PROCHE-ORIENT Huit écrivains sont partis à Ramallah en signe de solidarité avec leurs homologues du Proche-Orient. Chacun a écrit un texte qui témoigne de la situation palestinienne. 

 

«La responsabilité envers la destinée humaine ne peut limiter son expression au texte littéraire. Dans des situations d’urgence et de calamité humaine, l’écrivain se met en quête d’un rôle moral à jouer dans d’autres formes d’action publique, un rôle qui renforce son intégrité littéraire, qui mobilise la conscience publique autour de valeurs morales élevées, dont la plus importante est la liberté.» C’est par ces mots que l’un des plus grands poètes arabes, le Palestinien Mahmoud Darwich, a accueilli la délégation de huit écrivains venue le trouver le 25 mars 2002 au Centre Sakakini de Ramallah. Huit auteurs ont en effet répondu à l’appel du poète, l’un des membres fondateurs du Parlement international des écrivains (PIE), pris au piège dans la ville de Ramallah. 
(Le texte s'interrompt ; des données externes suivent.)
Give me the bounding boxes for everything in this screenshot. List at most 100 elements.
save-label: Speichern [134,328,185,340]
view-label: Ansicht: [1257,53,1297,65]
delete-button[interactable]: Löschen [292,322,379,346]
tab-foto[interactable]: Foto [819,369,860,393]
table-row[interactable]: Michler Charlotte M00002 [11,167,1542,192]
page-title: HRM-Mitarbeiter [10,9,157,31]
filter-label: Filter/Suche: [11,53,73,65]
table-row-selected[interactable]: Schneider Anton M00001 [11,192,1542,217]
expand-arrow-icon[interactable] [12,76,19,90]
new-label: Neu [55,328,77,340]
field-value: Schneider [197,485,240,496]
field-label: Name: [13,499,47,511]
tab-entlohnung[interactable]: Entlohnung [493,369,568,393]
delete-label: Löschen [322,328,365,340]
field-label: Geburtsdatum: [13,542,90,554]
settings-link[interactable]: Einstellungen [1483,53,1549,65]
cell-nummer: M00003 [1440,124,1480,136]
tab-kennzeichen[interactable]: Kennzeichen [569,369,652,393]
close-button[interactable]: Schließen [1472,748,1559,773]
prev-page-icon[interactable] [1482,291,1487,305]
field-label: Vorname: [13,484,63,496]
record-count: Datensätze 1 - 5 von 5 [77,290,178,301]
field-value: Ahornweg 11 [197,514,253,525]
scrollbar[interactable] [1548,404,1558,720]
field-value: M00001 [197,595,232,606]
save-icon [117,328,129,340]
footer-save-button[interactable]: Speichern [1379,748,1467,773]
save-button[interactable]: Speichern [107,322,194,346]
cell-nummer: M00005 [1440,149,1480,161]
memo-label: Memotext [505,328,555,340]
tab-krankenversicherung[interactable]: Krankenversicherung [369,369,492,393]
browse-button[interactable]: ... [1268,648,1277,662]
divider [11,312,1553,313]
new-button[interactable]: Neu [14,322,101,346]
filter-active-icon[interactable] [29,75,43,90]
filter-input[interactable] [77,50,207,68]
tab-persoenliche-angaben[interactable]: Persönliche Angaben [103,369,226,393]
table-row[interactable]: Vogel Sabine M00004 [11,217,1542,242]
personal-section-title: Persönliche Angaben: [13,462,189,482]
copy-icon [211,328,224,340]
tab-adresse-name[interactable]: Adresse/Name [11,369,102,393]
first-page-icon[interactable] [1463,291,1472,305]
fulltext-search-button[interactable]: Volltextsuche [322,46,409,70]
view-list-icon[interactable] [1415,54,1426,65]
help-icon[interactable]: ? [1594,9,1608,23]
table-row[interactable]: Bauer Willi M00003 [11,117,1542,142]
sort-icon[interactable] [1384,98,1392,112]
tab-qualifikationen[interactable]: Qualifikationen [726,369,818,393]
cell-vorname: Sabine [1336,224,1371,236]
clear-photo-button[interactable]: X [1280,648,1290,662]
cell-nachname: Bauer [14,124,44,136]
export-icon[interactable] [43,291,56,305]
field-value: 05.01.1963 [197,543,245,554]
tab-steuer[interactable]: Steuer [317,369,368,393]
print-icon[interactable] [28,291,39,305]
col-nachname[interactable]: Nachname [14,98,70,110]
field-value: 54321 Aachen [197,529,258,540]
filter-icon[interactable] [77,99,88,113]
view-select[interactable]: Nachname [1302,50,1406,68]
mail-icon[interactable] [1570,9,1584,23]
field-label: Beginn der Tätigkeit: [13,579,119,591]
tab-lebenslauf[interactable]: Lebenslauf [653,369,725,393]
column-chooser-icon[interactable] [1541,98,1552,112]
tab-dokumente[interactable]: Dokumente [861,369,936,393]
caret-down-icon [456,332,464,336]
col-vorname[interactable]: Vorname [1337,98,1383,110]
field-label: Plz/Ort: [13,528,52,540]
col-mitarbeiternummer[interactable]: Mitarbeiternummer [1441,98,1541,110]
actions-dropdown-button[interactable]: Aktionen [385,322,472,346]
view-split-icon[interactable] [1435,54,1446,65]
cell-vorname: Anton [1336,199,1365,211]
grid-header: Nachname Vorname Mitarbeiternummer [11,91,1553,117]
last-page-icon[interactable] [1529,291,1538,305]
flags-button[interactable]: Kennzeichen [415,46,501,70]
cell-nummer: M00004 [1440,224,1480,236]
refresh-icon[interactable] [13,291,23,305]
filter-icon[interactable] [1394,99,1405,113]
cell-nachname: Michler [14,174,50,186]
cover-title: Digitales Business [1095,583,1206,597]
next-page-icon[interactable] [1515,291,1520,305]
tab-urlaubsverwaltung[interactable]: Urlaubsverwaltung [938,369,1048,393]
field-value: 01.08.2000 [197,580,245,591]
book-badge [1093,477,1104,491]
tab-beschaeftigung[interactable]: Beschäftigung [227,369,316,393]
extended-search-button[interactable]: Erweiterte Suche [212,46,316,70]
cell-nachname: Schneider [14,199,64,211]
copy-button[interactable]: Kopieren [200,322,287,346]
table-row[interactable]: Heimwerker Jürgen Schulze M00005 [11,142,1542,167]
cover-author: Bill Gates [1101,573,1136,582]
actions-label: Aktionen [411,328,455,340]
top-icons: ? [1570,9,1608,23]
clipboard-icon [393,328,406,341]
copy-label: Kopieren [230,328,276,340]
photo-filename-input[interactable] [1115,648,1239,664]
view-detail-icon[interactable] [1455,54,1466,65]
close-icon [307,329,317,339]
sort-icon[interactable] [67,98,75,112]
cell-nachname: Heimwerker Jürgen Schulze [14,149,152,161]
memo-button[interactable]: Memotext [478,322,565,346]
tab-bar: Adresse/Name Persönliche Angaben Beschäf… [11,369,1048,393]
Avant leur départ, lors du Salon du Livre de Paris, l’écrivain américain et président du PIE Russell Banks déclarait faire le voyage pour «témoigner sur une partie du monde qui a subi une déformation cruelle par la langue pour s’adapter aux besoins des politiciens. Au retour, nous parlerons la langue des poètes, celle des romanciers et des conteurs, pour dire ce que nous avons vu.»

 

UN AUTRE LANGAGE 

Mission accomplie. C’est ce qui frappe, dans les textes rédigés par les écrivains de la délégation à leur retour de Ramallah, lisibles sur le site Internet du PIE 1: l’image qu’ils donnent de la Palestine contraste avec celle que véhiculent les médias. Leurs analyses, leurs impressions et leurs points de vue sont loin des phrases sèchement informatives, des chiffres et des formules creuses, des déclarations politiques qui servent habituellement à décrire les évènements au Proche-Orient. Loin de cette rhétorique qui n’a plus de lien avec la réalité et se vide de sens au fur et à mesure de l’avancée des bulldozers israéliens. Chacun, avec distance, intelligence et honnêteté, a trouvé des mots qui «parlent» à nouveau pour décrire la situation. La vie en Palestine prend corps et forme, cesse d’être une abstraction chiffrée. C’est le langage de ceux qui appartiennent à la «tribu de la sensibilité», dixit le prix Nobel portugais Jose Saramago. 

Russell Banks raconte ainsi sa rencontre avec des «refuzniks», ces Israéliens qui refusent de servir dans les territoires occupés. Le prix Nobel nigérian Wole Soyinka, dont le langage justement a réussi à créer une alternative aux moments les plus sombres de la dictature de son pays, trace un parallèle entre la situation au Proche-Orient et la légende d’Ulysse et du Cyclope. Le français Christian Salmon s’interroge sur le devenir et le pouvoir du langage dans un pays dépossédé de son histoire au nom d’une autre histoire (lire ci-après). 

Dans sa «Lettre ouverte au général Sharon», l’écrivain et poète sud-africain Breyten Breytenbach exprime son dégoût de la politique de Sharon, et analyse ses mécanismes. Faisaient également partie de la délégation l’écrivain espagnol Juan Goytisolo, l’Italien Vincente Consolo et le poète dissident chinois Bei Dao.

 

CENTRE CULTUREL DÉTRUIT 

Le 13 avril 2002, deux jours après leur départ de Ramallah, l’armée israélienne a entièrement détruit le Centre Sakakini où Mahmoud Darwish avait accueilli la délégation et avait son bureau. Dirigé par Adila Laidi, une jeune intellectuelle algérienne qui en avait fait l’un des phares de la vie culturelle à Ramallah, le Centre abritait le siège de la revue Al Karmel, des oeuvres d’art de grand prix, des manuscrits anciens (ceux de Khalil Sakakini). Aujourd’hui, il continue malgré tout de travailler clandestinement en rassemblant et diffusant des témoignages sur les viols, les exécutions sommaires et les pillages dont sont victimes les Palestiniens. Ces documents sont accessibles sur le site du PIE, qui comporte également des liens avec des pétitions israéliennes et palestiniennes, ainsi qu’un manifeste d’intellectuels juifs intitulé «Sharon est le pire ennemi d’Israël».